Roughly, Social Media Literacy (SML) can be defined as a particular set of practical, intellectual and emotional abilities required for social media users in order to create contents or to detect fake news posts (Robin Mansell, 2015). Thus, this research goes beyond the understanding of SML in a context of pandemic crisis to explore the use of social media by confined people during the COVID-19 outbreak. Actually, the exponential and gradual evolution of fake news and its extensive swindle to democracy, informational reliability and the public’s media trustworthiness has increased the necessity for undertaking academic researches about fake news (Zhou and Zafarani, 2018).
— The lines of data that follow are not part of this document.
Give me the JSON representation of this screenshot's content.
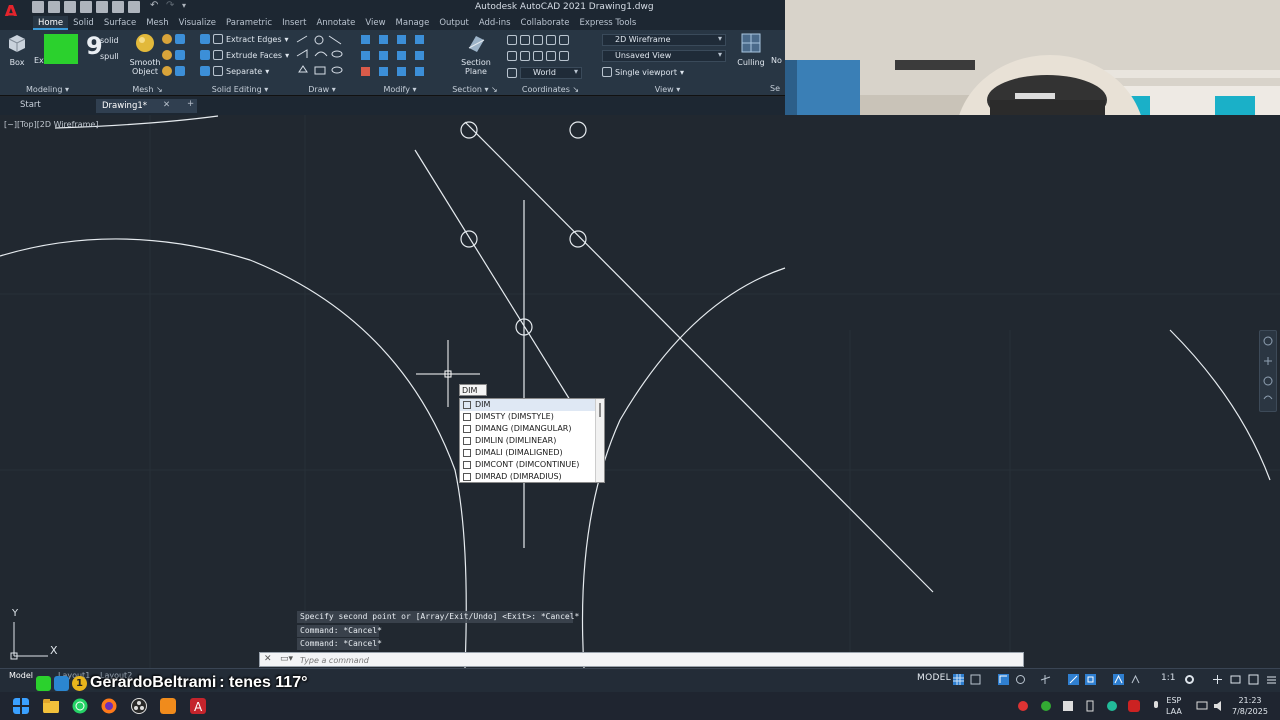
{
  "title_bar": {
    "app_logo": "A",
    "title": "Autodesk AutoCAD 2021    Drawing1.dwg"
  },
  "ribbon_tabs": [
    "Home",
    "Solid",
    "Surface",
    "Mesh",
    "Visualize",
    "Parametric",
    "Insert",
    "Annotate",
    "View",
    "Manage",
    "Output",
    "Add-ins",
    "Collaborate",
    "Express Tools"
  ],
  "active_tab": "Home",
  "ribbon": {
    "box_label": "Box",
    "extrude_label": "Extrude",
    "solid_label": "solid",
    "spull_label": "spull",
    "smooth_label_1": "Smooth",
    "smooth_label_2": "Object",
    "extract_edges": "Extract Edges",
    "extrude_faces": "Extrude Faces",
    "separate": "Separate",
    "section_plane_1": "Section",
    "section_plane_2": "Plane",
    "visual_style": "2D Wireframe",
    "named_view": "Unsaved View",
    "ucs": "World",
    "viewport": "Single viewport",
    "culling": "Culling",
    "no_label": "No",
    "panels": {
      "modeling": "Modeling",
      "mesh": "Mesh",
      "solid_editing": "Solid Editing",
      "draw": "Draw",
      "modify": "Modify",
      "section": "Section",
      "coordinates": "Coordinates",
      "view": "View",
      "se": "Se"
    }
  },
  "doc_tabs": {
    "start": "Start",
    "drawing": "Drawing1*",
    "close": "✕",
    "add": "+"
  },
  "viewport_label": "[−][Top][2D Wireframe]",
  "stream_overlay": {
    "counter": "9"
  },
  "autocomplete": {
    "typed": "DIM",
    "items": [
      "DIM",
      "DIMSTY (DIMSTYLE)",
      "DIMANG (DIMANGULAR)",
      "DIMLIN (DIMLINEAR)",
      "DIMALI (DIMALIGNED)",
      "DIMCONT (DIMCONTINUE)",
      "DIMRAD (DIMRADIUS)"
    ]
  },
  "command_history": [
    "Specify second point or [Array/Exit/Undo] <Exit>: *Cancel*",
    "Command: *Cancel*",
    "Command: *Cancel*"
  ],
  "command_line": {
    "placeholder": "Type a command",
    "close": "✕"
  },
  "ucs_icon": {
    "x": "X",
    "y": "Y"
  },
  "status_bar": {
    "model_tab": "Model",
    "layout1": "Layout1",
    "layout2": "Layout2",
    "model_label": "MODEL",
    "scale": "1:1"
  },
  "chat": {
    "username": "GerardoBeltrami",
    "message": ": tenes 117°",
    "badge": "1"
  },
  "taskbar": {
    "lang_1": "ESP",
    "lang_2": "LAA",
    "time": "21:23",
    "date": "7/8/2025"
  },
  "colors": {
    "canvas": "#212830",
    "ribbon": "#283644",
    "accent": "#3a9ad9",
    "logo_red": "#e4242c",
    "stream_green": "#2bd12d"
  }
}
In this perspective, this study focuses on a corpus of 186 people (essentially youth) acceded via online survey process, helping to collect data from very active social media contents consumers. Besides of the online questionnaire, remote interviews have been realised with digital professionals in order to get their experiences, knowledge and opinions about the research topic. Consequently, while attempting to comprehend the degree of proliferation of fake news in a context of epidemic crisis, this research investigates meanwhile people’s social media dependence during their confinements. In point of fact, in a context of global crisis socioemotional and psychological factors play a significant starring role in the propagation of fake news; facilitating de facto its considerable spread via social media platforms. For instance, the study proves that stressful quarantined people adopt irrational spontaneous reactions in sharing false information without paying much attention about their accuracy. Therefore, through a theoretical framework, a conceptual and analytical approach, combined with a scientific methodological enquiry and a rigorous investigation, this study attains to demonstrate people’s degree of fake news consumption via social media platforms, their level of social media appropriation, their principal motivations for social media use during Coronavirus lockdown.